令和6年能登半島地震<第二次活動ログ2(志賀町セクション)>4月29日~5月4日

4月29日~30日:やっと来れました!石川県志賀町!

能登半島の西海岸を有する石川県の志賀町。実は被災直後からすぐに志賀町社協のLINEを登録して「バックホー(ツカミ仕様)とダンプで行けます」とコールさせて頂いていたのですが、こちらの地域では社協のスタッフ様も集まれないほど道路等インフラが破断してしまっていましたため、結局は第一次活動ではお役に立てぬままでした…。揺れもさらに大きく被害も甚大だった志賀町…「きっと重機・ツカミがあったらお役に立てるだろうなぁ」と、本当にずっと気になっていました。

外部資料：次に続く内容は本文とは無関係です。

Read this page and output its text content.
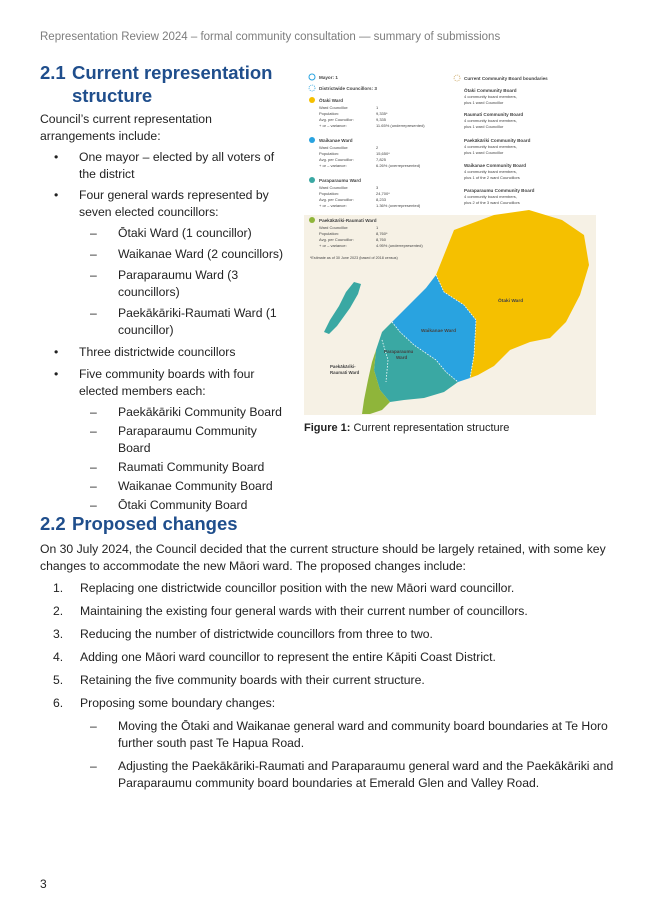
Representation Review 2024 – formal community consultation — summary of submissions
2.1 Current representation
structure
Council’s current representation arrangements include:
• One mayor – elected by all voters of the district
• Four general wards represented by seven elected councillors:
– Ōtaki Ward (1 councillor)
– Waikanae Ward (2 councillors)
– Paraparaumu Ward (3 councillors)
– Paekākāriki-Raumati Ward (1 councillor)
• Three districtwide councillors
• Five community boards with four elected members each:
– Paekākāriki Community Board
– Paraparaumu Community Board
– Raumati Community Board
– Waikanae Community Board
– Ōtaki Community Board
Mayor: 1
Districtwide Councillors: 3
Ōtaki Ward
Ward Councillor:
Population:
Avg. per Councillor:
+ or – variance:
1
9,335*
9,335
11.65% (underrepresented)
Waikanae Ward
Ward Councillor:
Population:
Avg. per Councillor:
+ or – variance:
2
15,650*
7,825
6.26% (overrepresented)
Paraparaumu Ward
Ward Councillor:
Population:
Avg. per Councillor:
+ or – variance:
3
24,700*
8,233
1.36% (overrepresented)
Paekākāriki-Raumati Ward
Ward Councillor:
Population:
Avg. per Councillor:
+ or – variance:
1
8,760*
8,760
4.95% (underrepresented)
*Estimate as of 30 June 2023 (based of 2018 census)
Current Community Board boundaries
Ōtaki Community Board
4 community board members,
plus 1 ward Councillor
Raumati Community Board
4 community board members,
plus 1 ward Councillor
Paekākāriki Community Board
4 community board members,
plus 1 ward Councillor
Waikanae Community Board
4 community board members,
plus 1 of the 2 ward Councillors
Paraparaumu Community Board
4 community board members,
plus 2 of the 3 ward Councillors
Ōtaki Ward
Waikanae Ward
Paraparaumu
Ward
Paekākāriki-
Raumati Ward
Figure 1: Current representation structure
2.2 Proposed changes
On 30 July 2024, the Council decided that the current structure should be largely retained, with some key changes to accommodate the new Māori ward. The proposed changes include:
1. Replacing one districtwide councillor position with the new Māori ward councillor.
2. Maintaining the existing four general wards with their current number of councillors.
3. Reducing the number of districtwide councillors from three to two.
4. Adding one Māori ward councillor to represent the entire Kāpiti Coast District.
5. Retaining the five community boards with their current structure.
6. Proposing some boundary changes:
– Moving the Ōtaki and Waikanae general ward and community board boundaries at Te Horo further south past Te Hapua Road.
– Adjusting the Paekākāriki-Raumati and Paraparaumu general ward and the Paekākāriki and Paraparaumu community board boundaries at Emerald Glen and Valley Road.
3
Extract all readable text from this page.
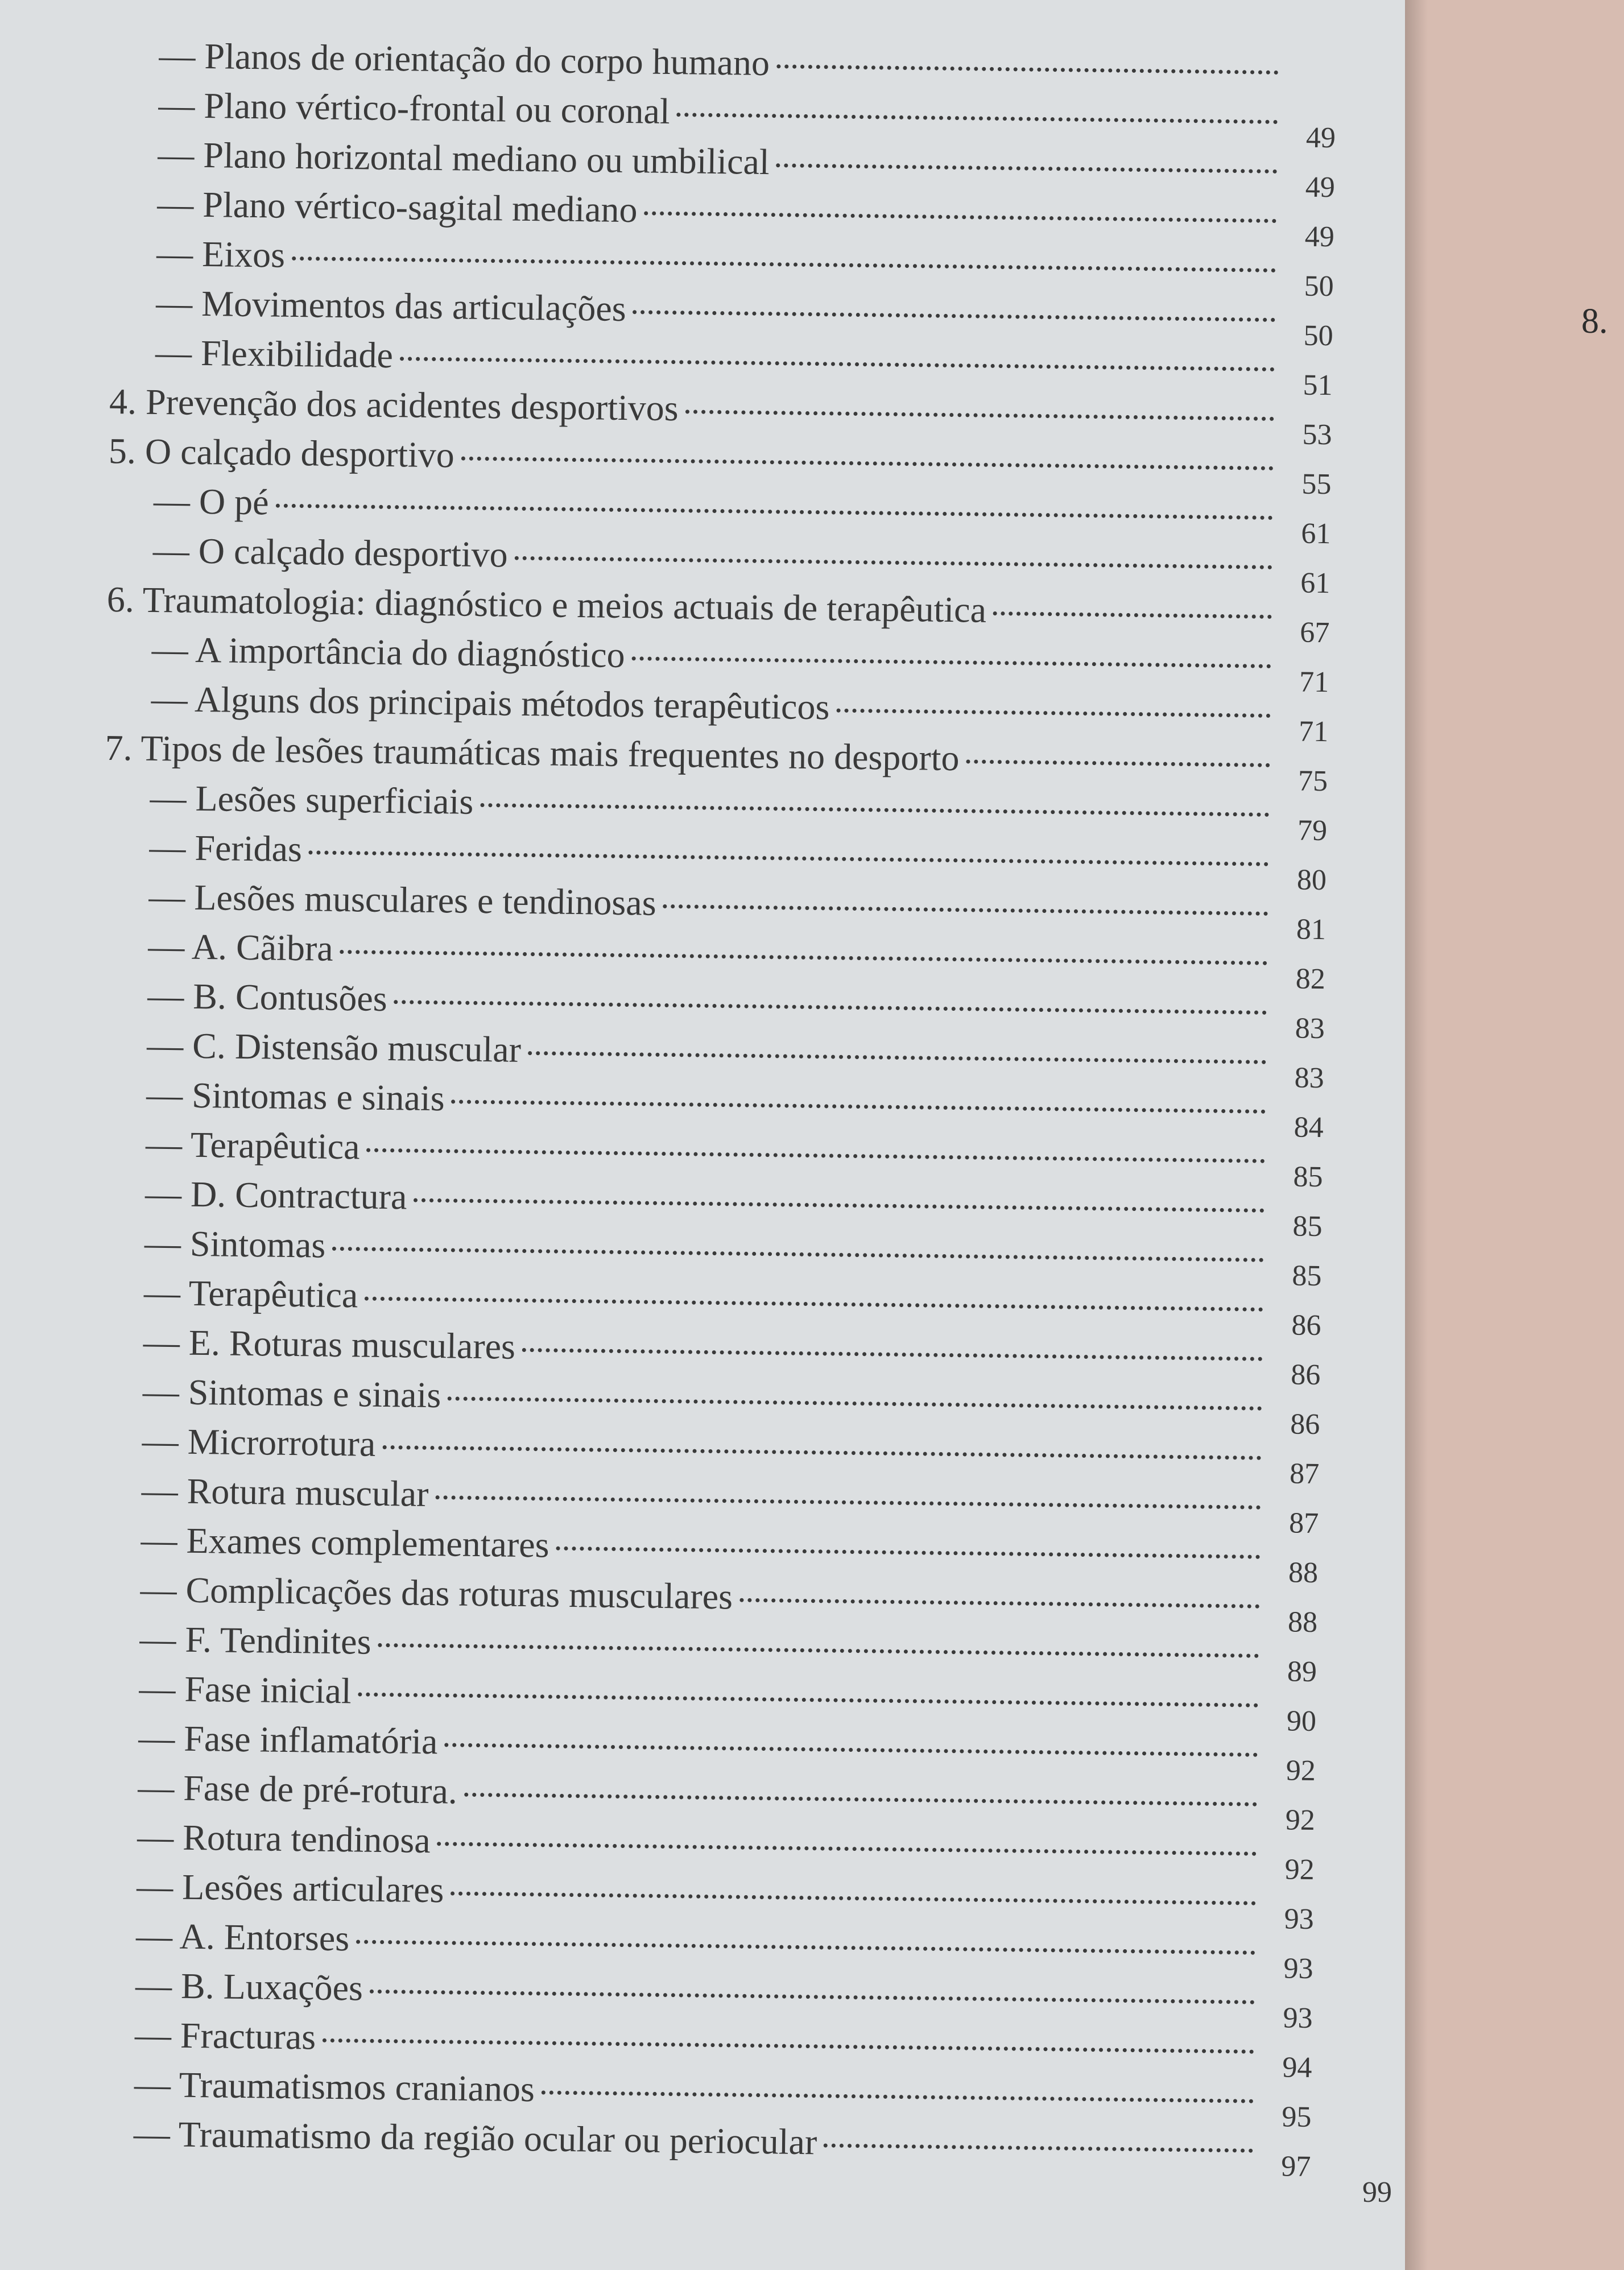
— Planos de orientação do corpo humano
— Plano vértico-frontal ou coronal
49
— Plano horizontal mediano ou umbilical
49
— Plano vértico-sagital mediano
49
— Eixos
50
— Movimentos das articulações
50
— Flexibilidade
51
4. Prevenção dos acidentes desportivos
53
5. O calçado desportivo
55
— O pé
61
— O calçado desportivo
61
6. Traumatologia: diagnóstico e meios actuais de terapêutica
67
— A importância do diagnóstico
71
— Alguns dos principais métodos terapêuticos
71
7. Tipos de lesões traumáticas mais frequentes no desporto
75
— Lesões superficiais
79
— Feridas
80
— Lesões musculares e tendinosas
81
— A. Cãibra
82
— B. Contusões
83
— C. Distensão muscular
83
— Sintomas e sinais
84
— Terapêutica
85
— D. Contractura
85
— Sintomas
85
— Terapêutica
86
— E. Roturas musculares
86
— Sintomas e sinais
86
— Microrrotura
87
— Rotura muscular
87
— Exames complementares
88
— Complicações das roturas musculares
88
— F. Tendinites
89
— Fase inicial
90
— Fase inflamatória
92
— Fase de pré-rotura.
92
— Rotura tendinosa
92
— Lesões articulares
93
— A. Entorses
93
— B. Luxações
93
— Fracturas
94
— Traumatismos cranianos
95
— Traumatismo da região ocular ou periocular
97
8.
99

すっかり顔なじみにさせて頂いた氷見市社協様からのご紹介もあり、本日から志賀町社協様の技術系ボランティアとして活動をさせて頂ける運びとなりました。今日は志賀町社協様にご挨拶に伺うだけの予定でしたが、私に出来る案件(倒壊寸前のブロック塀撤去)がありましたので早速取り掛からせて頂きました。

翌日もブロック塀撤去の続きです!ダンプ2回分(約6t)の瓦礫でしたので、昨日~今日と2回に分けて作業をさせて頂きます。

朝、奥様がニコニコの笑顔でお迎えくださいました(^^!ご主人様からのお手紙も頂きました。本当に身に余るお言葉で恐縮ですが、私にと言うよりも、私をこの場所に送り出してくれている活動支援者の皆様、団体スタッフ、協力関連団体様、社協の皆様にかわってお手紙を受け取らせて頂きました。被災されてしまわれた方々に一日も早く安心を取り戻して頂きたい…その為にたくさんの方が協力して力を合わせて進めています。たまたま私は現場活動をさせて頂いていますが、皆様のご協力・支えなしでは成り立ちません。なのでこのお手紙!メッセージは皆様に共有させて頂きたいと思います。(※お名前等は伏せさせて頂きます)本当に何より励みになります!ありがとうございます。

さ~!今日で仕上げます!敷地入口の左右のブロック塀を完全撤去します。これを取り除かないと、寄り掛かっただけでも倒れそうですし、道路を歩く方にも非常に危険です。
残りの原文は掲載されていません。